The results of a City investigation into independent television production in the UK released this month will make bad reading for TV Corporation's 30-year-old post subsidiary, Molinare, and its sister company, Visions, writes Sam Espensen.
A sector report compiled by Bridgewell Securities recommends that if TV Corp is to justify its status as a super-indie, chief executive Jeff Foulser must "rid the group of Molinare and Visions in order to focus on programme production and rights creation".
Bridgewell analyst Carl Franklin said Molinare is "definitely in the last chance saloon. It has an air of doom hanging over it which is unfortunately driving clients away."
According to the findings, there are several factors contributing to the facility's bad fortunes. A 40% decline in overall revenue - from£10.7m in 1998 to£6.5m in 2002 - reflects an industry that is under severe pressure from over-supply and price competition.
Revenues are expected to fall further this year to about£5m despite a£1m investment, reorganisation and the hiring of a new managing director, Mark Foligno. In addition, TV Corp has issued two profit warnings in 2003.
The report also blames past events for the company's present misfortune. The loss of Vicki Dunn and Nicky Sargent, who left Molinare in 1998 to open The Farm, was cited as one problem, as was the loss of several channel transmission contracts and the ubiquitous desktop editing revolution.
The facility's lease on its premises in Soho will expire in 2006. The report states that even if "the facility survives its six-month probation, this may provide a natural opportunity to wind the company up".
TV Corp has reacted angrily to the findings, with Foulser commenting that "anybody who wants to write stuff like that should take a walk round the place now. Mark [Foligno] needs to be given a chance to succeed without reading every 10 minutes that we're going to close the place. He and Steve Milne have really revved the place up and they're doing terrifically. And Visions made a lot of money last year. Where are we going to find that£1.7m profit? It's silly to think we'd get rid of it."
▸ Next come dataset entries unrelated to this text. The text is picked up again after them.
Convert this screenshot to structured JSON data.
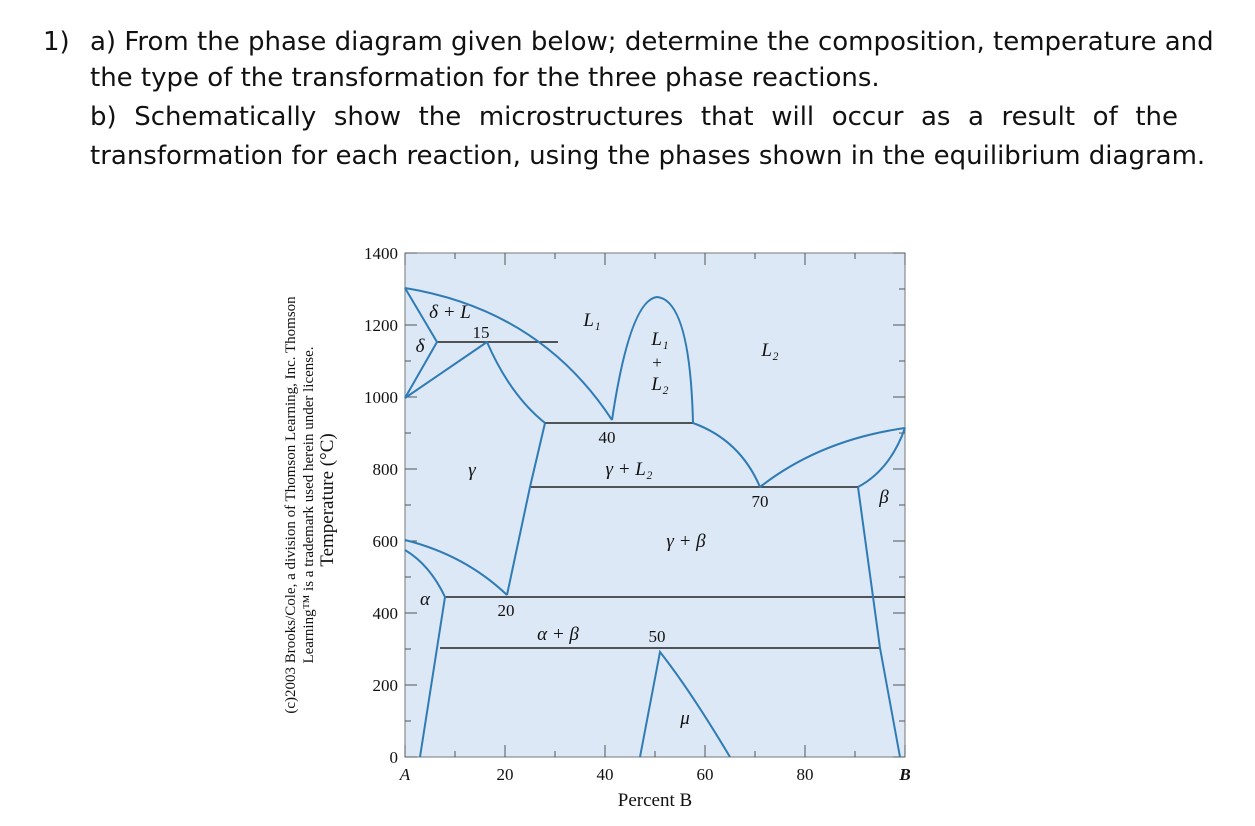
{
  "question": {
    "number": "1)",
    "part_a": [
      "a) From the phase diagram given below; determine the composition, temperature and",
      "the type of the transformation for the three phase reactions."
    ],
    "part_b": [
      "b) Schematically show the microstructures that will occur as a result of the",
      "transformation for each reaction, using the phases shown in the equilibrium diagram."
    ]
  },
  "figure": {
    "copyright": [
      "(c)2003 Brooks/Cole, a division of Thomson Learning, Inc. Thomson",
      "Learning™ is a trademark used herein under license."
    ],
    "y_axis_label": "Temperature (°C)",
    "x_axis_label": "Percent B",
    "yticks": [
      "1400",
      "1200",
      "1000",
      "800",
      "600",
      "400",
      "200",
      "0"
    ],
    "xticks": [
      "A",
      "20",
      "40",
      "60",
      "80",
      "B"
    ],
    "region_labels": [
      "δ + L",
      "15",
      "δ",
      "L₁",
      "L₁",
      "+",
      "L₂",
      "L₂",
      "40",
      "γ",
      "γ + L₂",
      "70",
      "β",
      "γ + β",
      "α",
      "20",
      "α + β",
      "50",
      "μ"
    ]
  }
}
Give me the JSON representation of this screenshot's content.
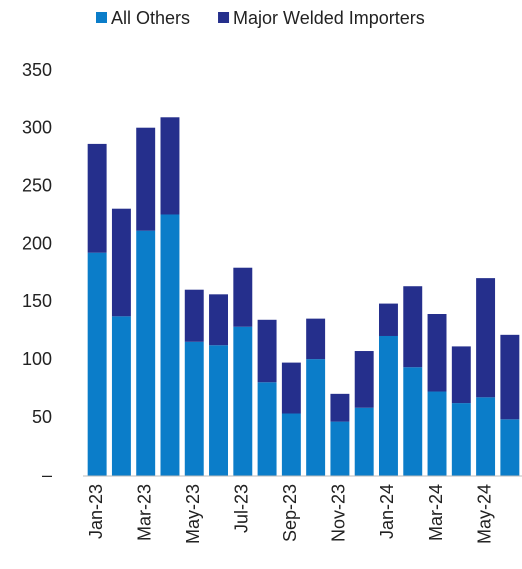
{
  "chart_data": {
    "type": "stacked_bar",
    "categories": [
      "Jan-23",
      null,
      "Mar-23",
      null,
      "May-23",
      null,
      "Jul-23",
      null,
      "Sep-23",
      null,
      "Nov-23",
      null,
      "Jan-24",
      null,
      "Mar-24",
      null,
      "May-24",
      null
    ],
    "series": [
      {
        "name": "All Others",
        "color": "#0b7dc9",
        "values": [
          193,
          138,
          212,
          226,
          116,
          113,
          129,
          81,
          54,
          101,
          47,
          59,
          121,
          94,
          73,
          63,
          68,
          49
        ]
      },
      {
        "name": "Major Welded Importers",
        "color": "#252f8c",
        "values": [
          94,
          93,
          89,
          84,
          45,
          44,
          51,
          54,
          44,
          35,
          24,
          49,
          28,
          70,
          67,
          49,
          103,
          73
        ]
      }
    ],
    "ylim": [
      0,
      350
    ],
    "yticks": [
      {
        "value": 0,
        "label": "–"
      },
      50,
      100,
      150,
      200,
      250,
      300,
      350
    ],
    "legend": "top"
  }
}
Franklin also predicts that several post facilities will need to close in order for the rest of the sector to survive. "I think the industry would benefit from the closure of several post houses," he said. "Molinare alone would free up around£5m of work for others. Post-production needs a very severe shake-out and I would advise investors to steer clear of it at the moment."
A third TV Corp spokesperson said he felt the report was "the interpretation of a particular analyst that we do not necessarily agree with. We have no plans to get rid of Molinare or Visions." The sector report was based on information gathered earlier this year.
Bridgewell Securities is a research-based institutional stockbroking business focused on mid and small-cap companies.
Molinare is one of the UK's longest serving post companies. Established in 1973, initially as a sound recording studio over a photographer's shop in Bond Street, it is currently based in Foubert's Place.
Credits include Fighting the Warfor the BBC and work for TV Corp companies - including Robot Warsfor Mentorn - and other producers and broadcasters.